Buckingham also struggled in 2021 with year two of the covid pandemic. The annual report states: “Although the company’s on-site procedures had been very successfully and safely adapted throughout 2020 to deal with the covid challenge, the third lockdown period that followed similar restrictions in November and December 2020 had a more severe impact on resource availability . .
“This was not only while the lockdowns were in place, but also following the lifting of restrictions and the expanded vaccination programme, when levels of construction activity in the UK increased. Material supply tightened further and there was a marked deterioration in the ability of our specialist subcontractors to secure internal trades such as mechanical and electrical fitters, and partition and cladding operators These activities have historically relied to some extent on mobile specialist workers operating across the UK.
“The pandemic also triggered a reduction in the available workforce, with ONS evidence suggesting that many European construction workers did not return to the UK after the 2020 Christmas holidays. Furthermore, traveling crews were particularly vulnerable to transmission of the more virulent ‘Kent variant’ strain of covid in early 2021, and the ‘Omicrom variant’ later in the year.
In parallel, material supply was also significantly disrupted throughout 2021, with supply shortages leading to sharp price increases and delayed delivery of many products throughout the year.”
Chairman Mike Kempley said: ”As we reflect on 2021, the single most important event for the company was the execution of a well-planned transition to employee ownership. [See Buckingham Group sold to employee trust.]
While this form of share transfer enabled a seamless transition for our key stakeholders, the carefully planned change marked a significant watershed in the evolving ownership of Buckingham.
”Sales of £665 million in 2021 represent a new record high for the company with 14% annual growth from 2020. Measured over the past three years, annual growth is 9.5%, at the upper end of the board’s medium-term target. . This increase in sales, which is due to be repeated in 2022, before exceeding £700m turnover in 2023, provides further evidence of the strength and depth of Buckingham. The determination of our employees and managers, combined with the diverse range of operations and our regular corporate customers, has underpinned this continued organic growth. From the start of the business, this has been achieved without any mergers or acquisitions.

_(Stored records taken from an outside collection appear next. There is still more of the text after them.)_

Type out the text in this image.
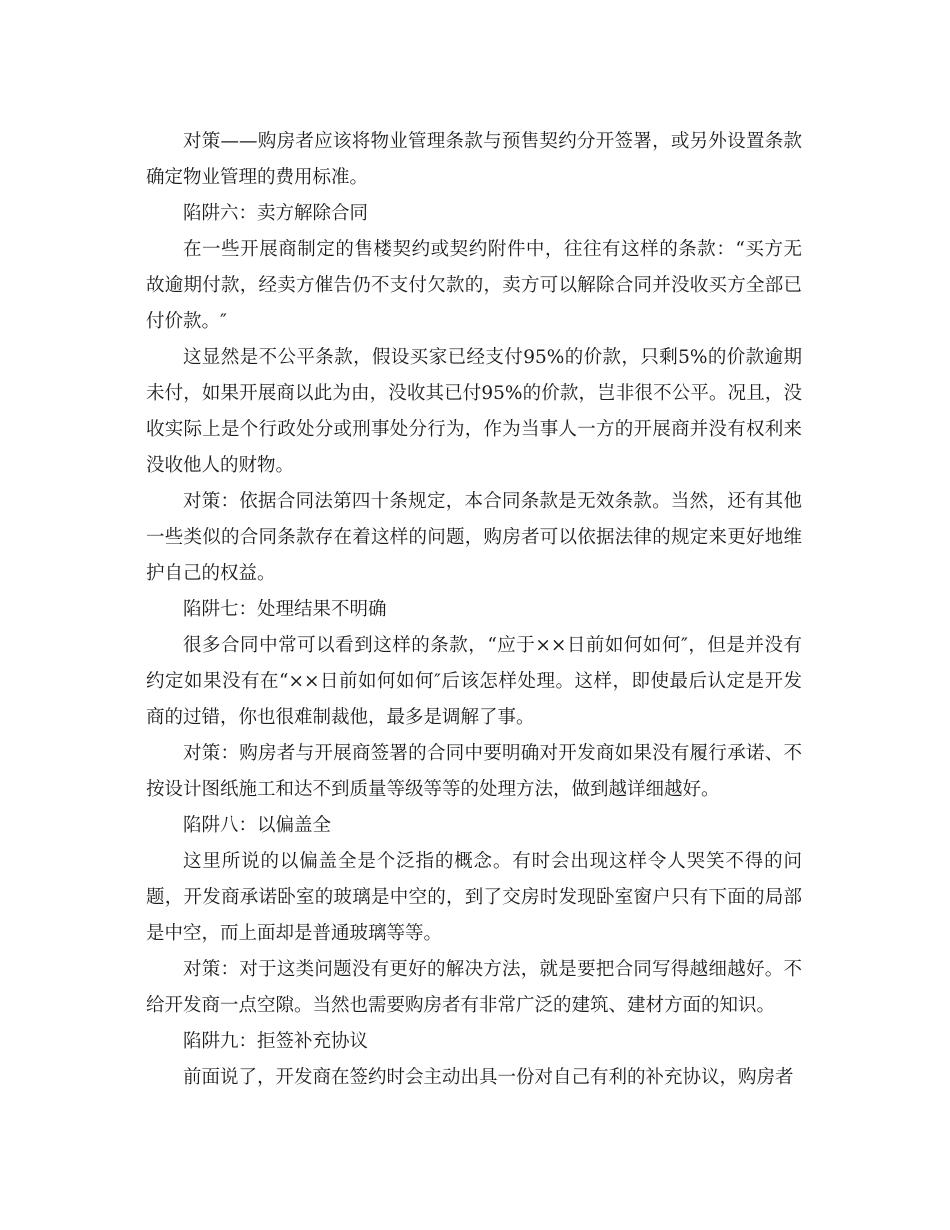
对策——购房者应该将物业管理条款与预售契约分开签署，或另外设置条款确定物业管理的费用标准。

陷阱六：卖方解除合同

在一些开展商制定的售楼契约或契约附件中，往往有这样的条款：“买方无故逾期付款，经卖方催告仍不支付欠款的，卖方可以解除合同并没收买方全部已付价款。″

这显然是不公平条款，假设买家已经支付95%的价款，只剩5%的价款逾期未付，如果开展商以此为由，没收其已付95%的价款，岂非很不公平。况且，没收实际上是个行政处分或刑事处分行为，作为当事人一方的开展商并没有权利来没收他人的财物。

对策：依据合同法第四十条规定，本合同条款是无效条款。当然，还有其他一些类似的合同条款存在着这样的问题，购房者可以依据法律的规定来更好地维护自己的权益。

陷阱七：处理结果不明确

很多合同中常可以看到这样的条款，“应于××日前如何如何″，但是并没有约定如果没有在“××日前如何如何″后该怎样处理。这样，即使最后认定是开发商的过错，你也很难制裁他，最多是调解了事。

对策：购房者与开展商签署的合同中要明确对开发商如果没有履行承诺、不按设计图纸施工和达不到质量等级等等的处理方法，做到越详细越好。

陷阱八：以偏盖全

这里所说的以偏盖全是个泛指的概念。有时会出现这样令人哭笑不得的问题，开发商承诺卧室的玻璃是中空的，到了交房时发现卧室窗户只有下面的局部是中空，而上面却是普通玻璃等等。

对策：对于这类问题没有更好的解决方法，就是要把合同写得越细越好。不给开发商一点空隙。当然也需要购房者有非常广泛的建筑、建材方面的知识。

陷阱九：拒签补充协议

前面说了，开发商在签约时会主动出具一份对自己有利的补充协议，购房者
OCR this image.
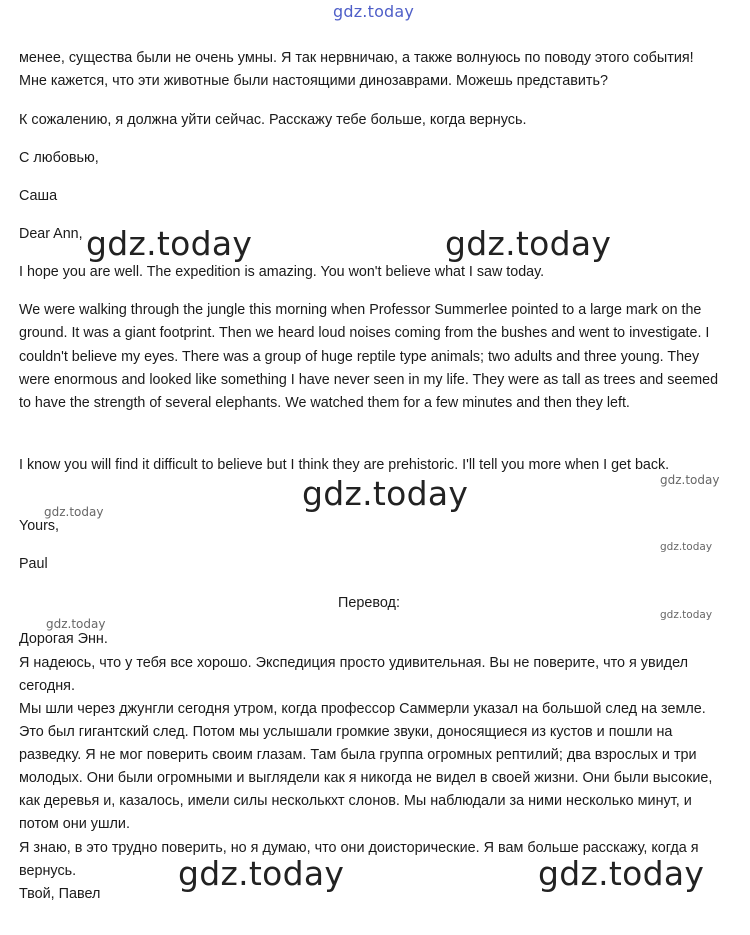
gdz.today

менее, существа были не очень умны. Я так нервничаю, а также волнуюсь по поводу этого события! Мне кажется, что эти животные были настоящими динозаврами. Можешь представить?

К сожалению, я должна уйти сейчас. Расскажу тебе больше, когда вернусь.

С любовью,

Саша

Dear Ann, gdz.today	gdz.today

I hope you are well. The expedition is amazing. You won't believe what I saw today.

We were walking through the jungle this morning when Professor Summerlee pointed to a large mark on the ground. It was a giant footprint. Then we heard loud noises coming from the bushes and went to investigate. I couldn't believe my eyes. There was a group of huge reptile type animals; two adults and three young. They were enormous and looked like something I have never seen in my life. They were as tall as trees and seemed to have the strength of several elephants. We watched them for a few minutes and then they left.

I know you will find it difficult to believe but I think they are prehistoric. I'll tell you more when I get back.

gdz.today
gdz.today
gdz.today

Yours,

gdz.today

Paul

Перевод:

gdz.today
gdz.today

Дорогая Энн.

Я надеюсь, что у тебя все хорошо. Экспедиция просто удивительная. Вы не поверите, что я увидел сегодня.

Мы шли через джунгли сегодня утром, когда профессор Саммерли указал на большой след на земле. Это был гигантский след. Потом мы услышали громкие звуки, доносящиеся из кустов и пошли на разведку. Я не мог поверить своим глазам. Там была группа огромных рептилий; два взрослых и три молодых. Они были огромными и выглядели как я никогда не видел в своей жизни. Они были высокие, как деревья и, казалось, имели силы несколькхт слонов. Мы наблюдали за ними несколько минут, и потом они ушли.

Я знаю, в это трудно поверить, но я думаю, что они доисторические. Я вам больше расскажу, когда я вернусь.	gdz.today	gdz.today

Твой, Павел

Highlighting strong underlying earnings development, the board can report a pre-adjusted 1.8% profit margin in 2021 reflecting excellent delivery and positive commercial results across all but one of Buckingham’s primary operating sectors. A combination of covid-19 cost impacts across the business and a significant exceptional loss in 2021 on a major stadium contract have unfortunately weakened overall performance. Alongside significant changes in customers, the failure of a major subcontractor in February 2022 was a significant factor in the commercial performance of this one major project, which was priced and planned pre-pandemic.”
He concluded: “There is no denying that we are disappointed with the 2021 result, which is only the second annual pre-tax loss in the last 22 years of trading, leaving a net loss of £7.6m after tax. But putting this into perspective, the unexpected and uncharacteristic loss follows five consecutive years of positive trading results, which collectively produced a pre-tax profit of £57m.”
The one-off costs for the transition to EOT ownership amounted to £1.0m in 2021, including “for a bonus payment for the celebration staff”.